A horn loudspeaker can be described as having an electrical-to-mechanical transformation and a mechanical-to-acoustic transformation. The acoustic load generated by the horn is reflected back through the mechanico-acoustic transformation to modify the diaphragm's reactive and resistive properties. It acts to modify the primary resonant frequency and adds a few more, which is described by its reactance. It also impedes motion of the diaphragm as a damping force. This resistive component is more linear at higher frequencies, but is present to some degree at all frequencies in its passband.

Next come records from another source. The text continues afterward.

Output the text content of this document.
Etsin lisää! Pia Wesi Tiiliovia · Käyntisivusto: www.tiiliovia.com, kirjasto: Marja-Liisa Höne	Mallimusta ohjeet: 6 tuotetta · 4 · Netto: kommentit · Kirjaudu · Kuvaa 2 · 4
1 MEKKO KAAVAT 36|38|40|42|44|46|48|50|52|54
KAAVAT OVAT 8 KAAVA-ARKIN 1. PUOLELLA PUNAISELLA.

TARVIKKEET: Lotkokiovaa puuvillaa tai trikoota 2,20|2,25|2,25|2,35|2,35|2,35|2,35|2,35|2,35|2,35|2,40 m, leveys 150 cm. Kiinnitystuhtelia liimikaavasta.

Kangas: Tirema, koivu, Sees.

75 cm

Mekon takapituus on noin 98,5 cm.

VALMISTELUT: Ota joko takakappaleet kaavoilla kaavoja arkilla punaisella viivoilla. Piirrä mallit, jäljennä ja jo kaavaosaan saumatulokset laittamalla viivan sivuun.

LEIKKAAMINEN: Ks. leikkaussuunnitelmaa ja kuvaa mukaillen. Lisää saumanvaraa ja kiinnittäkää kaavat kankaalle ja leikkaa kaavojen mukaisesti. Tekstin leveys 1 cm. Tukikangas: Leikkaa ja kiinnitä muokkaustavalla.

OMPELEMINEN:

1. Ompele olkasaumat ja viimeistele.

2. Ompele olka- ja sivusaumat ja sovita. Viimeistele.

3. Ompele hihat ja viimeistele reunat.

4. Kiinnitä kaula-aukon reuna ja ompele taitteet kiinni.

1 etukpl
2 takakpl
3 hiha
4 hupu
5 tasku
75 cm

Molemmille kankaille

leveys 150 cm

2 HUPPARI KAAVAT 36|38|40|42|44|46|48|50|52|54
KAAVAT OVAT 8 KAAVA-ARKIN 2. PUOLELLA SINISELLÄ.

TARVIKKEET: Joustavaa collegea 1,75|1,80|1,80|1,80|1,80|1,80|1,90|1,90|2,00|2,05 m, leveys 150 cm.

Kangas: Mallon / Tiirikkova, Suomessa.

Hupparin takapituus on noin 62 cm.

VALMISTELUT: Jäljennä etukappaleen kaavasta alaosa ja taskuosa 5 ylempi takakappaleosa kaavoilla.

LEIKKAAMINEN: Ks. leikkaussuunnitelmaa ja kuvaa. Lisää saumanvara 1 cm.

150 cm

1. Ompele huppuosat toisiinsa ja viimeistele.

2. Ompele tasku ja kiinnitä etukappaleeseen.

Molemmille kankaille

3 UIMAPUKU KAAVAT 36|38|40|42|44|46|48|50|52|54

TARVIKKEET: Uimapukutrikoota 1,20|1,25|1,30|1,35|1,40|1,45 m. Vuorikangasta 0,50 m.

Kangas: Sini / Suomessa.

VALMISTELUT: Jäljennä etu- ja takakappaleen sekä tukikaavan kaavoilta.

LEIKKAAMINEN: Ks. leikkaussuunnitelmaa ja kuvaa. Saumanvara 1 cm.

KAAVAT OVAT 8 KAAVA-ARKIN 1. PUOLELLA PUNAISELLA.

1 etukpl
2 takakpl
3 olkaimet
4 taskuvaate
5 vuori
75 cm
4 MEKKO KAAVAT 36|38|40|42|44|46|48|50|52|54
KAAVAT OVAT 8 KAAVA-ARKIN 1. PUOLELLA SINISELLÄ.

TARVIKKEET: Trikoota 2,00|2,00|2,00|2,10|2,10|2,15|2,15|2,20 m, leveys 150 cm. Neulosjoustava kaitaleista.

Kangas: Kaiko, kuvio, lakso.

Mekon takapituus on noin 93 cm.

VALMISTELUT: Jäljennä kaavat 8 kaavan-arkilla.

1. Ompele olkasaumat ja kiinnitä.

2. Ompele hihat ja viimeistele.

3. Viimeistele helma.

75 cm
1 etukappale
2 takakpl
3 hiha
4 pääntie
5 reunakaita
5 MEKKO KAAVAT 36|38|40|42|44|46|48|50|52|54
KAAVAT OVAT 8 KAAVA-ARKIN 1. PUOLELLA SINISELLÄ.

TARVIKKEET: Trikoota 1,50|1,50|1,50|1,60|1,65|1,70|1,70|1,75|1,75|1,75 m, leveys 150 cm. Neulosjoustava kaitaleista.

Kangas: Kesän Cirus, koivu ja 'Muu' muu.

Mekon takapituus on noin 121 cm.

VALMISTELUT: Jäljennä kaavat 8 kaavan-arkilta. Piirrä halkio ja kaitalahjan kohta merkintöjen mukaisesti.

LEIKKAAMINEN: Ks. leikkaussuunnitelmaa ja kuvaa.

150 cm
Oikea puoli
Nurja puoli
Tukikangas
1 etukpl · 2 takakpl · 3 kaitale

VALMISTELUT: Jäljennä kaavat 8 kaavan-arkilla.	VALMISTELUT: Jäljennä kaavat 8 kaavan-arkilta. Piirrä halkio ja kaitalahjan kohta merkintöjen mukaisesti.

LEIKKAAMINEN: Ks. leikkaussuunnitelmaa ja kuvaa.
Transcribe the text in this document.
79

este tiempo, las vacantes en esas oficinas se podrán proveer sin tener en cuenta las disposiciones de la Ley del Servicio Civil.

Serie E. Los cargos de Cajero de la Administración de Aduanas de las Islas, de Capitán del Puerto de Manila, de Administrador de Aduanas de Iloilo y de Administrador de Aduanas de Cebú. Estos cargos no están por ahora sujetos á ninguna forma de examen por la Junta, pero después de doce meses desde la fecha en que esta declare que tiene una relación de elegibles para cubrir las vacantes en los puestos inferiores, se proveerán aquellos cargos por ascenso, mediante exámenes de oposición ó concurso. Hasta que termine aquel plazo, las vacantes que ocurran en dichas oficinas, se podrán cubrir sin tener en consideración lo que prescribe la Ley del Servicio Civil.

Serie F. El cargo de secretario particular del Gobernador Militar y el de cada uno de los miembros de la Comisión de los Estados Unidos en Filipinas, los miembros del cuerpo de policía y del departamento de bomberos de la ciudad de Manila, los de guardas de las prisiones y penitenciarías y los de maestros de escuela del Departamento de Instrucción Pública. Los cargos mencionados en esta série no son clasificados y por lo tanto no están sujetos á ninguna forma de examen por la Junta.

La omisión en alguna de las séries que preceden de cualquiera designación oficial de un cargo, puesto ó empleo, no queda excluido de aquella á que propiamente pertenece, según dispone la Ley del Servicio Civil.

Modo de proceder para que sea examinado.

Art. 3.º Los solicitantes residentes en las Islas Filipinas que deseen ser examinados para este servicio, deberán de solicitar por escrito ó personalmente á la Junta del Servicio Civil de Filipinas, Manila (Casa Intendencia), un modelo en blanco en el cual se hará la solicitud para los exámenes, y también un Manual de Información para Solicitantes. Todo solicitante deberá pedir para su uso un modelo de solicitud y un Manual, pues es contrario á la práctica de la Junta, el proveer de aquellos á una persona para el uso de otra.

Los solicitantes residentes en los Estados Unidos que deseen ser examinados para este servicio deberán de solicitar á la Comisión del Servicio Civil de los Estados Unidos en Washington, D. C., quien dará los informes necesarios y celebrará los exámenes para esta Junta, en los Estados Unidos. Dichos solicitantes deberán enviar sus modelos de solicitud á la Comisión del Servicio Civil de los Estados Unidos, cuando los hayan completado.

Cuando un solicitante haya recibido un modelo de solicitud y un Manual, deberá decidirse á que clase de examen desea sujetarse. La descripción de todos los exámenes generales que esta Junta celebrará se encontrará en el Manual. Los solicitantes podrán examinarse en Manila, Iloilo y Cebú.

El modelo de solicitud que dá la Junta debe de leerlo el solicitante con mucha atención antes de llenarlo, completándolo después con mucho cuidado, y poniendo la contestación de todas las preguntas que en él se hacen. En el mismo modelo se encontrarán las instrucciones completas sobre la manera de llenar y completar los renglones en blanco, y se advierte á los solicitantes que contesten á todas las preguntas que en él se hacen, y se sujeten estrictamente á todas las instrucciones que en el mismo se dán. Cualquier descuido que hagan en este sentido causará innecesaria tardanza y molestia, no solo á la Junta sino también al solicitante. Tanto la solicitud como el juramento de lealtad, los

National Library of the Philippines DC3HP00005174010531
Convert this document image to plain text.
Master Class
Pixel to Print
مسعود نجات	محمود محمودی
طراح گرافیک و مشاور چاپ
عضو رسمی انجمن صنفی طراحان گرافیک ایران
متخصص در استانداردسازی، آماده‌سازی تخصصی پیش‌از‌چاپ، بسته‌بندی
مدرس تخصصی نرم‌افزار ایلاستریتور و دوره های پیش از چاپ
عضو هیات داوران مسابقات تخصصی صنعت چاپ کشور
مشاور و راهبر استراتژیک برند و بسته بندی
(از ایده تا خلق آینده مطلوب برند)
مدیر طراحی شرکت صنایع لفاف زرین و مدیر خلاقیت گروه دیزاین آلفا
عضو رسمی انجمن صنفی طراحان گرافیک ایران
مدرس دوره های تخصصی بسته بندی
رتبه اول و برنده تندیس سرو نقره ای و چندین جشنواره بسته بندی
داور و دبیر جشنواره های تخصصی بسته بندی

These mechanical transformations are reflected back through the electro-mechanical transformation to modify the electrical impedance curve. It has both a resistive and reactive component, and the increased resistance is an indication of the horn's increased efficiency. It also means that less electrical power is transferred at a given voltage, even though the horn's efficiency increase may have made the acoustic output greater. So a horn loaded driver can be expected to operate safely at a higher voltage, because its impedance is higher. But that is what we're really talking about here, and not the electrical power transferred to the load.